From Strategic Perspective on the Alibaba Economy - Investor Day 2017 · · Mr Hannibal
“Alibaba is an economy but driven by big data today when you see each elements each pillows of the infrastructure and each elements of the business we can see totally different picture but the common thing is that we use the data to drive the business we also view those all these business cases all these business as the cases to generate data we also try to use the data and leverage our data technology to not only collect data at storage date a store data but also manufacturing to menu the data to get the real value from the data mining and the data analytics and computing then to use the value of this data to refill the operation of the entire economy to refill the operation of our participants operation so in one sentence Alibaba is a data company all the data are from these business cases but all the data are used for this business cases because of the data our our economy our ecosystem can continue to be prospective next”

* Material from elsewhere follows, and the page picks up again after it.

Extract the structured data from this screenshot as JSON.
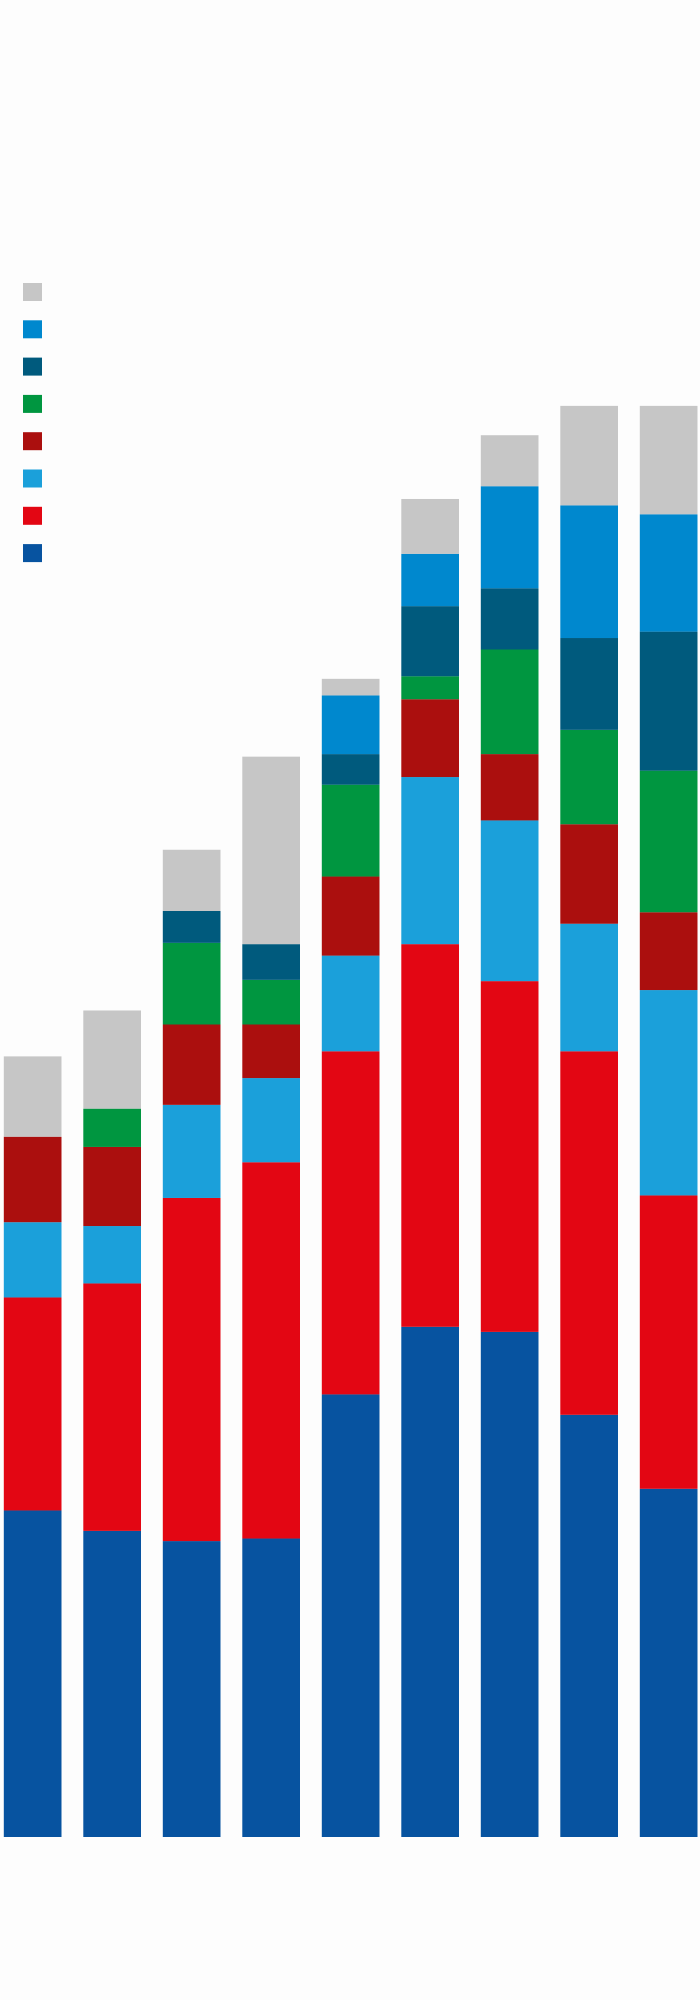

On , Joe Tsai, Chairman at Alibaba Group, spoke about business model during Strategic Perspective on the Alibaba Economy - Investor Day 2017 on Mr Hannibal.

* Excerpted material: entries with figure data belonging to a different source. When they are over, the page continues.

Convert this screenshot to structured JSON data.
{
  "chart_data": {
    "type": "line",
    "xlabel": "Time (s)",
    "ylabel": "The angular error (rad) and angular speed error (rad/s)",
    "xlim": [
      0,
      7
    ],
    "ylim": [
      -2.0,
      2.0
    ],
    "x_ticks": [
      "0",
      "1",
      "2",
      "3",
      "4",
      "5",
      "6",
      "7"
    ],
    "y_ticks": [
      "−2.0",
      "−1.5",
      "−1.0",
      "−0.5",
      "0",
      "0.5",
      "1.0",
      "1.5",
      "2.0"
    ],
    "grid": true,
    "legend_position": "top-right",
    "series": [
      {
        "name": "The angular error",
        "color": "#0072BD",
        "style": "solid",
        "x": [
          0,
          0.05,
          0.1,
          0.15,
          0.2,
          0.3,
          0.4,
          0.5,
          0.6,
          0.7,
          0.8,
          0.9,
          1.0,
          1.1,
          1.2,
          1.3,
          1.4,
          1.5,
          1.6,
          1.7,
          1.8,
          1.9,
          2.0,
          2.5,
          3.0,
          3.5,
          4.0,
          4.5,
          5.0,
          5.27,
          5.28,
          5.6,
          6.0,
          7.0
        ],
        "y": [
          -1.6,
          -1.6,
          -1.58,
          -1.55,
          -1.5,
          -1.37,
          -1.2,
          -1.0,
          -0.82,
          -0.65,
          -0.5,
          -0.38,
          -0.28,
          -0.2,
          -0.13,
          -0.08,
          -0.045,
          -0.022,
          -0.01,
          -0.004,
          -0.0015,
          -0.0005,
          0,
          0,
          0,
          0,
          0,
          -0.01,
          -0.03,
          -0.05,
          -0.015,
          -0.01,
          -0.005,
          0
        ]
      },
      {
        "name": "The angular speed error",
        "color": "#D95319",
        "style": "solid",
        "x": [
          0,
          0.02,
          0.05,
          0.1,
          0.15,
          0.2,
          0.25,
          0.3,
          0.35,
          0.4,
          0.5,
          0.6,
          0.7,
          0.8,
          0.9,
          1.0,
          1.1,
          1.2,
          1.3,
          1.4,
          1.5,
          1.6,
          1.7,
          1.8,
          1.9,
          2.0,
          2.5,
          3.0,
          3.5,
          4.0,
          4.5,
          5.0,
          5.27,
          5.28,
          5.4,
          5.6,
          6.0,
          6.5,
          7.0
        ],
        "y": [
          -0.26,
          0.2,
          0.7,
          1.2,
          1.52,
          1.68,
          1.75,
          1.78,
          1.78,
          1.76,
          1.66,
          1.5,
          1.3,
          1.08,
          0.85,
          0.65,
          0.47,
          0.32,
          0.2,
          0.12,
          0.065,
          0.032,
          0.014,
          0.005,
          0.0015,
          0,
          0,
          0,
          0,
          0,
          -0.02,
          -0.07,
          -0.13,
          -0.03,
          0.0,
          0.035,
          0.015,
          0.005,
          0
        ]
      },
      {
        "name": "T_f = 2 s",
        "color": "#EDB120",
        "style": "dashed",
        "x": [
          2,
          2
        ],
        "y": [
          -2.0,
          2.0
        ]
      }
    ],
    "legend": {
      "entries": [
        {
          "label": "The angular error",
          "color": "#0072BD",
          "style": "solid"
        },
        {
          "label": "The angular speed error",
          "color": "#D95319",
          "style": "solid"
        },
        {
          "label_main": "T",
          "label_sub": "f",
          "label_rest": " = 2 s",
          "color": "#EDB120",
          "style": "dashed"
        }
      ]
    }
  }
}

At the World Governments Summit in Dubai in February 2026, Alibaba Chairman Joe Tsai said that there is "no AI bubble" but acknowledged that there is no guarantee that the massive investment in AI will yield a return. He compared the current AI investment to the 19th-century railway bubble, which left a tangible legacy, rather than a "tulip mania" bubble. Tsai also stated that he would not want to be the CFO of an investor company having to explain the return on such investments. He argued that the AI race should be about application and use cases, such as education and healthcare, rather than just building frontier models, and advocated for open-source AI as the most secure way for governments to maintain control. Tsai has also discussed Alibaba's business strategy, stating that the company has streamlined its focus to two core businesses: e-commerce and cloud computing. He noted that Alibaba plans to invest over $50 billion in computing infrastructure and AI over the next three years. On geopolitics, Tsai expressed optimism that the US and China will not devolve into a "race to the bottom," describing their relationship as "hugely symbiotic." He also commented on the importance of a meeting between Chinese President Xi Jinping and entrepreneurs, saying it gave private businesses confidence to invest. In sports, Tsai, who owns the Brooklyn Nets and a stake in the Miami Dolphins, said the NBA's return to China after a five-year absence was a "treat for the fans."